Autres complications possibles en début de grossesse
Outre le décollement placentaire et la grossesse non évolutive, d'autres complications peuvent survenir en début de grossesse :
- Grossesse extra-utérine (GEU): La fixation et le développement de l'œuf fécondé se font en dehors de l'utérus. Les symptômes peuvent inclure des douleurs abdominales, des saignements vaginaux et des nausées.
- Infections pendant la grossesse: Certaines infections (rubéole, toxoplasmose, listériose, varicelle, cytomégalovirus, syphilis, herpès, hépatite B, C, VIH) peuvent causer des anomalies congénitales chez l'embryon.
- Prééclampsie: Maladie de la grossesse caractérisée par une hypertension artérielle et la présence de protéines dans les urines.

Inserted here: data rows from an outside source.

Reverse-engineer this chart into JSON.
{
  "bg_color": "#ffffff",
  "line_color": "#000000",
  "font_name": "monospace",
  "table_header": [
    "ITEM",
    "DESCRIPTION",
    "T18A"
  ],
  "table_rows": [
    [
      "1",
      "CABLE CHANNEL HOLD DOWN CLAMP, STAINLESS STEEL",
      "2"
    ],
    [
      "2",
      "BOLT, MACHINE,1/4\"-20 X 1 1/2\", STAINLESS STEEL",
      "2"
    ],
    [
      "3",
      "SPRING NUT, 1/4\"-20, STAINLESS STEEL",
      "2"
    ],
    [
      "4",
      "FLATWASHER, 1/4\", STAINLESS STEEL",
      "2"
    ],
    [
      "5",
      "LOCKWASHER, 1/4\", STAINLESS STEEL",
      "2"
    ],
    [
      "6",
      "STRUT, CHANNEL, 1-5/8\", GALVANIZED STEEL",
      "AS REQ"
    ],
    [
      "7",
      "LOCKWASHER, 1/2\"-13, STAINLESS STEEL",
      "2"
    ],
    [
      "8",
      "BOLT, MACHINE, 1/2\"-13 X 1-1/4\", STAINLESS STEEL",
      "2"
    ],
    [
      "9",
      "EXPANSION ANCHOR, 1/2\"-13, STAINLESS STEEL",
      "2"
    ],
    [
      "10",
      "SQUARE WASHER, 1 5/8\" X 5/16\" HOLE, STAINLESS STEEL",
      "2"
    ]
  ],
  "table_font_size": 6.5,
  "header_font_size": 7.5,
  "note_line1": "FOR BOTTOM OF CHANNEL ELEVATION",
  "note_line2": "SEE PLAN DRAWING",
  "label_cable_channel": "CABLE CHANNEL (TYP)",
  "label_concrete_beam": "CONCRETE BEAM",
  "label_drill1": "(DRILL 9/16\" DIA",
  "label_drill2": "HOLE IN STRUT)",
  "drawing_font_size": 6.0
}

- Diabète gestationnel: Trouble de l'assimilation des glucides qui apparaît pendant la grossesse et disparaît après l'accouchement.
Conseils et recommandations pour une grossesse sereine
Le début de la grossesse est une période cruciale pour la santé de la mère et du fœtus. Voici quelques conseils et recommandations pour minimiser les risques et favoriser une grossesse sereine :
- Consulter régulièrement un professionnel de santé: Le suivi médical régulier est essentiel pour détecter et gérer les éventuelles complications.
- Adopter une alimentation saine et équilibrée: Éviter les aliments à risque (fromages au lait cru, charcuterie non cuite, poissons crus) pour prévenir la toxoplasmose et la listériose.
- Éviter la consommation d'alcool, de tabac et de drogues: Ces substances peuvent entraîner des malformations ou des complications.
- Limiter les efforts physiques intenses et le stress excessif.
- Éviter l'exposition à des produits chimiques ou à des rayonnements sans nécessité médicale.
- Être attentive aux saignements vaginaux: Tout saignement durant le premier trimestre doit être pris au sérieux et signalé à un professionnel de santé.
Mort fœtale in utero et conception ultérieure
La mort fœtale in utero est un événement tragique qui soulève des questions quant à la possibilité de concevoir à nouveau. Une étude récente a montré que les femmes vivant une mort fœtale in utero ont tendance à débuter une nouvelle grossesse assez rapidement, en moyenne 9 mois après le décès du fœtus. Les résultats de cette étude n'indiquent pas qu'il faille attendre plusieurs mois ou années avant de concevoir à nouveau. Toutefois, il est important de prendre le temps d'explorer les éventuelles causes de survenue de cette mort fœtale, pour écarter au maximum tout risque qu'elle se reproduise.